Event posted on 2010-03-01 11:23 CET by rdassen I'm currently trying to reproduce this issue with a different AMD CPU. I'm testing using bl35p-1.gsslab.rdu.redhat.com, which has cpu family : 15 model : 5 model name : AMD Opteron(tm) Processor 250 No errors yet in 22 rounds. This event sent from IssueTracker by rdassen issue 563983
Created attachment 397032 [details] Revised openssl all ciphers stress test Revised version of the openssl all ciphers stress test. This one will continue running until the issue is reproduced.
bl35p-1.gsslab.rdu.redhat.com (the system from comment #7) has now successfully completed 490 rounds of testing (test from comment #8). This system/processor is not affected by this issue.

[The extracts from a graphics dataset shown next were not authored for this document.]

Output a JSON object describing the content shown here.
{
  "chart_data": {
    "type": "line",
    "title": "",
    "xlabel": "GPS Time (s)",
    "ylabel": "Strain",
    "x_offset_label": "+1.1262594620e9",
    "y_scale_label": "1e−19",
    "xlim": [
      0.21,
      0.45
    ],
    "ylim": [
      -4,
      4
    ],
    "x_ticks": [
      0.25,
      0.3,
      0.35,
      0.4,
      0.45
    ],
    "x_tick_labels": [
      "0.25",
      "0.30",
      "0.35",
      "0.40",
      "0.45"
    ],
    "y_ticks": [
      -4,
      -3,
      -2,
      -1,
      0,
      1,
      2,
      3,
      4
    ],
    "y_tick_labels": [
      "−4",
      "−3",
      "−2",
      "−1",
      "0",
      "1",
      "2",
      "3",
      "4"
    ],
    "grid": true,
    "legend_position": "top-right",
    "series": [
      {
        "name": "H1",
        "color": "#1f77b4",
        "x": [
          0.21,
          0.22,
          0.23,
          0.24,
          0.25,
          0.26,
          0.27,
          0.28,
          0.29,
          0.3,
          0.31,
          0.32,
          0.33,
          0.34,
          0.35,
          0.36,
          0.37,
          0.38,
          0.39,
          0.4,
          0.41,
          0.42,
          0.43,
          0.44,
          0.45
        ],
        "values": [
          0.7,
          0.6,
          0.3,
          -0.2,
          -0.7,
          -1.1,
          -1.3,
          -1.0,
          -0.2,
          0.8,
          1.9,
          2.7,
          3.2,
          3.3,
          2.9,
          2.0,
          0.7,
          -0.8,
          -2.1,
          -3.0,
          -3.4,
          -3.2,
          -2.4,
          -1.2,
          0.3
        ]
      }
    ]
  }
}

Event posted on 2010-03-09 15:21 CET by rdassen I've tried to reproduce this issue on another type of system with an AMD Phenom CPU. Testing was done using phenom-02.lab.bos.redhat.com which has cpu family : 16 model : 2 model name : AMD Phenom(tm) 9500 Quad-Core Processor No errors were found during 666 rounds of testing, so this issue is not reproducible on all AMD Phenom systems. This event sent from IssueTracker by rdassen issue 563983 it_file 463693
(In reply to comment #6) > Can we get this reproduced on any other AMD machine with i386 RHEL-5 installed? Testing has shown this issue not to be a generic RHEL5 i386 on AMD issue (comment #10), nor a generic RHEL5 i386 on AMD Phenom issue (comment #13). To date, it has only been reproduced with RHEL5 i386 on HP dc5850 systems.